Ce dialogue existe toujours parce qu'il est balisé, organisé et objectivé. En 2011, nous l'avons poursuivi, de façon plus ou moins formalisée. Vous pouvez, je pense, en témoigner, madame la présidente, au titre de vos fonctions et de vos responsabilités au sein de l'AMF. L'échange que nous venons d'avoir sur la proposition de loi Pélissard en est une autre manifestation. Nous avons échangé en continu avec l'AMF et avec d'autres associations, comme l'Assemblée des communautés de France, sur la mise en oeuvre de la réforme et sur son pilotage. Ce dialogue a concerné aussi bien les services que le ministre et son cabinet. Nous avons dialogué sans discontinuer également au sein du CFL, avec les commissions des finances de l'Assemblée et du Sénat puis avec le Parlement dans son ensemble, comme il est naturel, sur la mise en place de la péréquation.
Il est évident que nous aurions aimé aller beaucoup plus loin, et jeter les bases d'une connaissance partagée et approfondie des principales politiques locales.
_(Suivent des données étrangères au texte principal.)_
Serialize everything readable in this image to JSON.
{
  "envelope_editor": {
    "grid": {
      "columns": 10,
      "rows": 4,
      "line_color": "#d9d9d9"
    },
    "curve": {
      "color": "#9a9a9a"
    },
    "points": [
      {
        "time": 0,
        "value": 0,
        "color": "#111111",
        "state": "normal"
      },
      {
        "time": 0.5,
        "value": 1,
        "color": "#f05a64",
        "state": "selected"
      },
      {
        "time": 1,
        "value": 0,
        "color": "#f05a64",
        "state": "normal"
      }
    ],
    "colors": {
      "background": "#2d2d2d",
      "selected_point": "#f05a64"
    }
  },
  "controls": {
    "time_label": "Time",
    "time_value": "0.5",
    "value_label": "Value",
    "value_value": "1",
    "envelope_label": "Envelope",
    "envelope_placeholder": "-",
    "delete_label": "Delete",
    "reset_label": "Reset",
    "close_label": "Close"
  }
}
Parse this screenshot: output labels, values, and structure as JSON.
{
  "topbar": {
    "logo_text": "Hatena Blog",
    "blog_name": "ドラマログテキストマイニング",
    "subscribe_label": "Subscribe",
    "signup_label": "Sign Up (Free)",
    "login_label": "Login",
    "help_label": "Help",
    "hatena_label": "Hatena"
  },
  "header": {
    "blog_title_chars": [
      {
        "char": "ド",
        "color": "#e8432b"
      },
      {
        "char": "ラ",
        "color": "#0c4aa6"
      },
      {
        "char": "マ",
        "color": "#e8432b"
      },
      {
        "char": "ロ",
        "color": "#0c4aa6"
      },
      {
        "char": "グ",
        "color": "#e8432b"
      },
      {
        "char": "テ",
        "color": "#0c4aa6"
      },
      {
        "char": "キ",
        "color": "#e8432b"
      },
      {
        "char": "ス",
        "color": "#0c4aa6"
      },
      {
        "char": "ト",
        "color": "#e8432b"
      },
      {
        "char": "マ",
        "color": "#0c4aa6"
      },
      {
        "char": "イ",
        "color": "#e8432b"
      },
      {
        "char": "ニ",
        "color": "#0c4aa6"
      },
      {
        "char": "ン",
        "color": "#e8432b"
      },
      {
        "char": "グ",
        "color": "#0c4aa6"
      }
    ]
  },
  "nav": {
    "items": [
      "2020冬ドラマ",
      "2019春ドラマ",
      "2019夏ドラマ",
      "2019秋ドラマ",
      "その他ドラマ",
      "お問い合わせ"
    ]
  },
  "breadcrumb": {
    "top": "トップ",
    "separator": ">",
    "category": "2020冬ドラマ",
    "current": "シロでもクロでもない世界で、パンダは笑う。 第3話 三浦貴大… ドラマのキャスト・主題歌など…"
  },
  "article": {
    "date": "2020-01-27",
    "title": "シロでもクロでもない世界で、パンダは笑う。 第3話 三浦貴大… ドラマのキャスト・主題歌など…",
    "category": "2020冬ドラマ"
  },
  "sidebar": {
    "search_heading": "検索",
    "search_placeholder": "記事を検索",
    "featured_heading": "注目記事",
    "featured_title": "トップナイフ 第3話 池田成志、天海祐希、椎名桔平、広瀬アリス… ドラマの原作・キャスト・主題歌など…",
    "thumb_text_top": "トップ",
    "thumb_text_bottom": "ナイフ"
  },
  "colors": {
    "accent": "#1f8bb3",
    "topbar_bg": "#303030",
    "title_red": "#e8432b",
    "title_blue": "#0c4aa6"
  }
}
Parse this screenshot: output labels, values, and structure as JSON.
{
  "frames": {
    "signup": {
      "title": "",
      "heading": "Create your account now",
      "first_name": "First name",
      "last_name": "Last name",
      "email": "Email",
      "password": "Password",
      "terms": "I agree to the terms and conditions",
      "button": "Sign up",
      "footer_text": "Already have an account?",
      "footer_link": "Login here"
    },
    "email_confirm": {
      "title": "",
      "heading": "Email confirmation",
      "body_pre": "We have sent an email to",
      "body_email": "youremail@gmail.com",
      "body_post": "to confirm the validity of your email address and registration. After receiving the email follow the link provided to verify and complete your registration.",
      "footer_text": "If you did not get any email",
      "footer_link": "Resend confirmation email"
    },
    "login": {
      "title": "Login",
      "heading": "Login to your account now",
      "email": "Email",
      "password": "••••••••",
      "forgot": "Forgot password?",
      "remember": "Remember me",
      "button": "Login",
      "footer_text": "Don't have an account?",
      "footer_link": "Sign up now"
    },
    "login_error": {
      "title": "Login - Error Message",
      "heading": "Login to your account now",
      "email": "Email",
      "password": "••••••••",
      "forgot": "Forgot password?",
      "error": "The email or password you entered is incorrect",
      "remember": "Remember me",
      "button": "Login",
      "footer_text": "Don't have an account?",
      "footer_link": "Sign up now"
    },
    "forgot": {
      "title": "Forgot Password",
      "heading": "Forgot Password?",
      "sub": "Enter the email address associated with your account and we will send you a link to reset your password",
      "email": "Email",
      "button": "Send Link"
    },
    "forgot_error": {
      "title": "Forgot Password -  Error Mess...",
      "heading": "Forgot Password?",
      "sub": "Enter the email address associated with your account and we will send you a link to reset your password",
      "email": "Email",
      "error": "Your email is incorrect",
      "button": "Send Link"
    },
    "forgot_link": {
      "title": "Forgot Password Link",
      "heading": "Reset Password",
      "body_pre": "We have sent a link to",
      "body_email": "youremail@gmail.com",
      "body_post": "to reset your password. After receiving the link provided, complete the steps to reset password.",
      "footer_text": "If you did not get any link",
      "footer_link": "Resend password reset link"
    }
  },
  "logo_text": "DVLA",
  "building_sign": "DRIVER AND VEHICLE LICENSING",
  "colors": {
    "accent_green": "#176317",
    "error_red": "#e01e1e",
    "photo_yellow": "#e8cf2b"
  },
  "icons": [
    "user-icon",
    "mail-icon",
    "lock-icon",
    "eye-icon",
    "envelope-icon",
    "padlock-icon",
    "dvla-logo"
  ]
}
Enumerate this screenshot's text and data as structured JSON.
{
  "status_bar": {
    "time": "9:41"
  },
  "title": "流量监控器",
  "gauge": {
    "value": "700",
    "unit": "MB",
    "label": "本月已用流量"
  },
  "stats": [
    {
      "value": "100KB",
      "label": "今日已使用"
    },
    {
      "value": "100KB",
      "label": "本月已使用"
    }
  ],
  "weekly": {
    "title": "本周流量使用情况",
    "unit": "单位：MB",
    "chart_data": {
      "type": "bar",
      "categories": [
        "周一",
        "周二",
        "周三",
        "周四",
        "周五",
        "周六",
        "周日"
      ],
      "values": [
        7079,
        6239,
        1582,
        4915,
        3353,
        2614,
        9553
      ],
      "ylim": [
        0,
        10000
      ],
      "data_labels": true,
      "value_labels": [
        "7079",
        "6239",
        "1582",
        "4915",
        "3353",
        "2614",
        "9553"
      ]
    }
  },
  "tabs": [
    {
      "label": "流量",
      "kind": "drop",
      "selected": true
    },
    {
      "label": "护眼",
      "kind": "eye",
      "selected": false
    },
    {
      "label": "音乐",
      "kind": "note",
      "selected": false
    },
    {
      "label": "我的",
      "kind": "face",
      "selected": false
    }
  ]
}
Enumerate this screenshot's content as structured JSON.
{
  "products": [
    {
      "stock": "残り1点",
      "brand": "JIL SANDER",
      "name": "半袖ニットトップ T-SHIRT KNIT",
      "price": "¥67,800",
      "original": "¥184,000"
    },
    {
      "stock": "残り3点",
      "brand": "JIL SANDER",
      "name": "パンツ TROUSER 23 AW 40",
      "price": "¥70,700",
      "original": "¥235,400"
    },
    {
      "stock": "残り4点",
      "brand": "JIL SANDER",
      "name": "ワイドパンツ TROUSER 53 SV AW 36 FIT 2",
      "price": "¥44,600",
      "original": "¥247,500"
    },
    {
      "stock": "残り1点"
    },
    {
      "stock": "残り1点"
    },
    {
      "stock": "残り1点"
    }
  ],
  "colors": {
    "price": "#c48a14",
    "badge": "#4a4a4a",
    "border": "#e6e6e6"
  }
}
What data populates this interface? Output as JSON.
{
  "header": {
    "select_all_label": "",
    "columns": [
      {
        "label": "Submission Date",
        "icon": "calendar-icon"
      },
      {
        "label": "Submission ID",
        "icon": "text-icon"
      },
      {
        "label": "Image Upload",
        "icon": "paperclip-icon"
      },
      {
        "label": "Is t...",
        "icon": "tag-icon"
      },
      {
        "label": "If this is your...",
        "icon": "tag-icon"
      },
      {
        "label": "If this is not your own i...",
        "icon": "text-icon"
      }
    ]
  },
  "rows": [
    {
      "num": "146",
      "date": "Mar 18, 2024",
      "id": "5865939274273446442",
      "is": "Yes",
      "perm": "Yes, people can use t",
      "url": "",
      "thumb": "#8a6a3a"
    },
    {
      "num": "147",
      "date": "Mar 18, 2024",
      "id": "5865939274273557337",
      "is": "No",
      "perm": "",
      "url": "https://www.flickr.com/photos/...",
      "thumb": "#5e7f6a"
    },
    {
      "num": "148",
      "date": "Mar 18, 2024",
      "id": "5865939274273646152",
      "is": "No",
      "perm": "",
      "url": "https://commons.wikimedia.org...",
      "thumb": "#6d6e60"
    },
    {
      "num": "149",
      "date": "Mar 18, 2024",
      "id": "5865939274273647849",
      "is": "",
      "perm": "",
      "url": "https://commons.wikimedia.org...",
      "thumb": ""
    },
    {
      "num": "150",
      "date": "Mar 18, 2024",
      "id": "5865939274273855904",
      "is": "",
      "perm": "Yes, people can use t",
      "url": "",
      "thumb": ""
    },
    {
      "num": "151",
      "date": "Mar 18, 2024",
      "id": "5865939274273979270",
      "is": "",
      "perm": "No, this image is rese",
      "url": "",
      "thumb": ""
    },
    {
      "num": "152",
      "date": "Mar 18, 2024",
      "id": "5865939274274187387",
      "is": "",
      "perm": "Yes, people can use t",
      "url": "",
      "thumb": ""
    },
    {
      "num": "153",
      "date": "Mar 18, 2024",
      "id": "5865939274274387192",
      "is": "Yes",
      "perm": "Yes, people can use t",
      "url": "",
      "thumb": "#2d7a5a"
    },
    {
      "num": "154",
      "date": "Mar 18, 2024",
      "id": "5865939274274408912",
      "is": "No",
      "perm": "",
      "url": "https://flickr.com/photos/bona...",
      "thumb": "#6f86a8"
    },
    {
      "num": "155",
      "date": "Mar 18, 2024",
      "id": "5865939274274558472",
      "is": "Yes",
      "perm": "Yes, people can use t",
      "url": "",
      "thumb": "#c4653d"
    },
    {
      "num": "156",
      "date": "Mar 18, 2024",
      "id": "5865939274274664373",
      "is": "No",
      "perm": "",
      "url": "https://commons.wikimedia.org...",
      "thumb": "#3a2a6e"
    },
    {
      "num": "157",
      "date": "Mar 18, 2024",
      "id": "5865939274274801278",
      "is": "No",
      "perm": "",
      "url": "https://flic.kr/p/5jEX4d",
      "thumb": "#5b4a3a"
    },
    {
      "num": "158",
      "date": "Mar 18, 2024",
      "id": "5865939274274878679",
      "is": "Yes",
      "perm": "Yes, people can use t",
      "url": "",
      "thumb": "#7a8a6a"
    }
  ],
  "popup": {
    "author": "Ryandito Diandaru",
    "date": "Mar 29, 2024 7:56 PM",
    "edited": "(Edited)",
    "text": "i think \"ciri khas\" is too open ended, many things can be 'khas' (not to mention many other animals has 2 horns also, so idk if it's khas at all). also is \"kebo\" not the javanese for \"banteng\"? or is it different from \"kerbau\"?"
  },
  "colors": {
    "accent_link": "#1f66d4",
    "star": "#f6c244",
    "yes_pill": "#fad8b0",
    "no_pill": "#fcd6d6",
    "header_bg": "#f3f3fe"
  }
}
Comme je l'avais exprimé devant vous, il s'agit d'un chantier essentiel : si nous avons des éléments objectifs sur les dépenses locales, nous n'avons pas, collectivement, de connaissance suffisante des politiques menées par les collectivités territoriales. La Cour des comptes joue parfois un rôle en ce sens, comme l'a montré son constat récent sur la gestion des ordures ménagères par les collectivités territoriales. Mais sur beaucoup de sujets, qu'il s'agisse par exemple du domaine social ou des transports, nous sommes encore très loin d'avoir une vision partagée de ce que fait l'Etat et de ce que font les collectivités territoriales.
Je ne voudrais pas que subsiste l'impression d'un dialogue dégradé ou d'une absence de dialogue entre l'Etat et les collectivités territoriales, parce que la réalité de ce que nous avons pu faire, sur l'intercommunalité et sur la péréquation notamment, est la preuve que ce dialogue existe, qu'il est mené avec constance et objectivité par les ministères, et qu'il permet d'aboutir.